Sara Pinhas, a relative of the groom, said dancers had just lifted the father of the bride on a chair, a traditional part of the Jewish wedding celebration, when suddenly he fell, "and then we felt the whole building collapse, everything fell down."

"We managed to climb down the side of the building," she said.

Yehuda Meshi Zahav, head of a group that collects remains after terrorist attacks, said five bodies were found sitting around a table. A couple died hugging each other.

An Israeli army official, Gideon Baron, said Saturday no relatives of the guests who attended the wedding had inquired about missing people in recent hours and no bodies were recovered overnight.

Maj. Ofir, in charge of the rescue operation, said 309 people were taken to hospitals with injuries. Hospital doctors said many children were among them, including a 3-month-old baby.

About 600 people were invited to the wedding, and another 50 to 55 people were working at the party, Ofir said.

The newlyweds were among the injured. Assi Sror was treated for minor injuries and released. But Keren Sror, carried out on a stretcher in her fluffy white dress, suffered hip and chest injuries and might need surgery, doctors said.

The Palestinian Authority sent its condolences to the Israeli government and offered to help with the rescue work. The gesture came at a time of bitter conflict between the two sides, after eight months of fighting that has killed hundreds, mostly on the Palestinian side.

The special Israeli army rescue unit that has been sent abroad in the past to dig out earthquake victims in India and Turkey was working at the scene.

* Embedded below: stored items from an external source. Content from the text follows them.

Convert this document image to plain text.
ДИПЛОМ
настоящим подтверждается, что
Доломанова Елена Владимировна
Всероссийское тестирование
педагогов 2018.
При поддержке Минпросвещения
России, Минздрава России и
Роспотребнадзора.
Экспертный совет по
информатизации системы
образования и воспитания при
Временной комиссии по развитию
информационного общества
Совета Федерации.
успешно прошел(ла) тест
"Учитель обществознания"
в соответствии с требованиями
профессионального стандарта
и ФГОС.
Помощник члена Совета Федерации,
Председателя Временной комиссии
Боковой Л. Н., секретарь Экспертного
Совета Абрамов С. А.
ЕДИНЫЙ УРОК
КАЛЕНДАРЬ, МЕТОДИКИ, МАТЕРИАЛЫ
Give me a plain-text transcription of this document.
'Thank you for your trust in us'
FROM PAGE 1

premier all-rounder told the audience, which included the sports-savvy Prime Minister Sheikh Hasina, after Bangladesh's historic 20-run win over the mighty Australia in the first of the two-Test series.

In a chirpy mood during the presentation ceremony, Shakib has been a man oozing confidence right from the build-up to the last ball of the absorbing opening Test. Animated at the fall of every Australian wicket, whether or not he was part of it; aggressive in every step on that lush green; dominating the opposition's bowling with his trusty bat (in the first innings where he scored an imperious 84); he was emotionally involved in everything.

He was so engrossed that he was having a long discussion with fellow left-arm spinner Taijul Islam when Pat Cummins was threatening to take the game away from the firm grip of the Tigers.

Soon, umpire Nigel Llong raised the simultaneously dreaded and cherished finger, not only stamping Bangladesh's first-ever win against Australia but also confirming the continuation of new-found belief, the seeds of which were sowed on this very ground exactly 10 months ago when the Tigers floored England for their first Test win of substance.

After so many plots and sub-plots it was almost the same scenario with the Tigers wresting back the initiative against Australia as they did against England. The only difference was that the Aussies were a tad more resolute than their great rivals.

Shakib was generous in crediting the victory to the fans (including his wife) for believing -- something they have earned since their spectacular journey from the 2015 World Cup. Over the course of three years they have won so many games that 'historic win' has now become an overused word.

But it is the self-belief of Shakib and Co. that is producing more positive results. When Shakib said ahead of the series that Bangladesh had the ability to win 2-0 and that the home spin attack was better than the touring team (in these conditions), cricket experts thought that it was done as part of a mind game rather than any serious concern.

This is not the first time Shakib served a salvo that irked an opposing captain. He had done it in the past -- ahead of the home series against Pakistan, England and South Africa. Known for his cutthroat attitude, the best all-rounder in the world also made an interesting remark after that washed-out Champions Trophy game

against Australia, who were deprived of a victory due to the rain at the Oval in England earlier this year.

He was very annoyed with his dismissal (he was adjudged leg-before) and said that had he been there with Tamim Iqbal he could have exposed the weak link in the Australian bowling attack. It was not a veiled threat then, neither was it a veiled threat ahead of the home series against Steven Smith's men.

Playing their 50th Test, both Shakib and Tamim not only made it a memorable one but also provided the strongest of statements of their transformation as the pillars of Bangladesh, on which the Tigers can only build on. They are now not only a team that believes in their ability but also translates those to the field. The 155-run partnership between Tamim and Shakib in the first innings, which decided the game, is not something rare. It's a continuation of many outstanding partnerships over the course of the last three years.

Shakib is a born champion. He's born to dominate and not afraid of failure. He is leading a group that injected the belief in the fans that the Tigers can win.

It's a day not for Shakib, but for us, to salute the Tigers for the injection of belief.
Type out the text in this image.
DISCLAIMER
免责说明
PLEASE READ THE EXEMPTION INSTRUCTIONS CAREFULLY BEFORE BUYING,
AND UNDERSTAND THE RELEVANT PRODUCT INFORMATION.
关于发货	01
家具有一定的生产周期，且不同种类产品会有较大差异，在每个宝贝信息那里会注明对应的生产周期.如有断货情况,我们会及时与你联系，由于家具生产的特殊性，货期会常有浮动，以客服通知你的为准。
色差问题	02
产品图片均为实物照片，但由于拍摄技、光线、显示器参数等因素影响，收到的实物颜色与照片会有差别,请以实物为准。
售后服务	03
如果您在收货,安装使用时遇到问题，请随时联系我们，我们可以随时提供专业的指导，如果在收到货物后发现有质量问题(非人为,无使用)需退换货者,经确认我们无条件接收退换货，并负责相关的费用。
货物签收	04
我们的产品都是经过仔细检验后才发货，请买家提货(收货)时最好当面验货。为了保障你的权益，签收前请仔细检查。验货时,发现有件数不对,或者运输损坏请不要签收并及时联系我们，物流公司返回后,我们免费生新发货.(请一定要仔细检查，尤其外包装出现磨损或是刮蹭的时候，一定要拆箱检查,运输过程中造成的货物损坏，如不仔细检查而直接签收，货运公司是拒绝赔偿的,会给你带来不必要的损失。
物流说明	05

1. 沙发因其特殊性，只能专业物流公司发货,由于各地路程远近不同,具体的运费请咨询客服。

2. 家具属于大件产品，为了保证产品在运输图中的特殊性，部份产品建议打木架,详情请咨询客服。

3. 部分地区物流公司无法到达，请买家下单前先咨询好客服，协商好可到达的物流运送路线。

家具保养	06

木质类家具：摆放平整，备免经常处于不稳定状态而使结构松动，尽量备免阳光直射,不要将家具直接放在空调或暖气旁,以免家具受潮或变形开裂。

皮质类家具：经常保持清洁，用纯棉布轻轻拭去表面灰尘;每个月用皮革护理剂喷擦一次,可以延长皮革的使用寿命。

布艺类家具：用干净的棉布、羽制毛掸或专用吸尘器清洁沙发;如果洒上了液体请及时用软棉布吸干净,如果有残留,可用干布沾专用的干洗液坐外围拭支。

Soldiers in yellow helmets used bulldozers, cranes and a conveyer belt to pull out the larger pieces of rubble and metal shards from the cavernous hole, but the mounds of debris were so unstable they tumbled at the touch of heavy machinery.

The wedding was taking place on the top floor of the building, and the two floors below were not being used. The bottom floor was a parking garage.

Ofir said it was the worst disaster involving a civilian building in Israel's history. On April 30, 1992, a mudslide collapsed the walls of a cafe in Jerusalem's Old City, killing 23 people and injuring 22.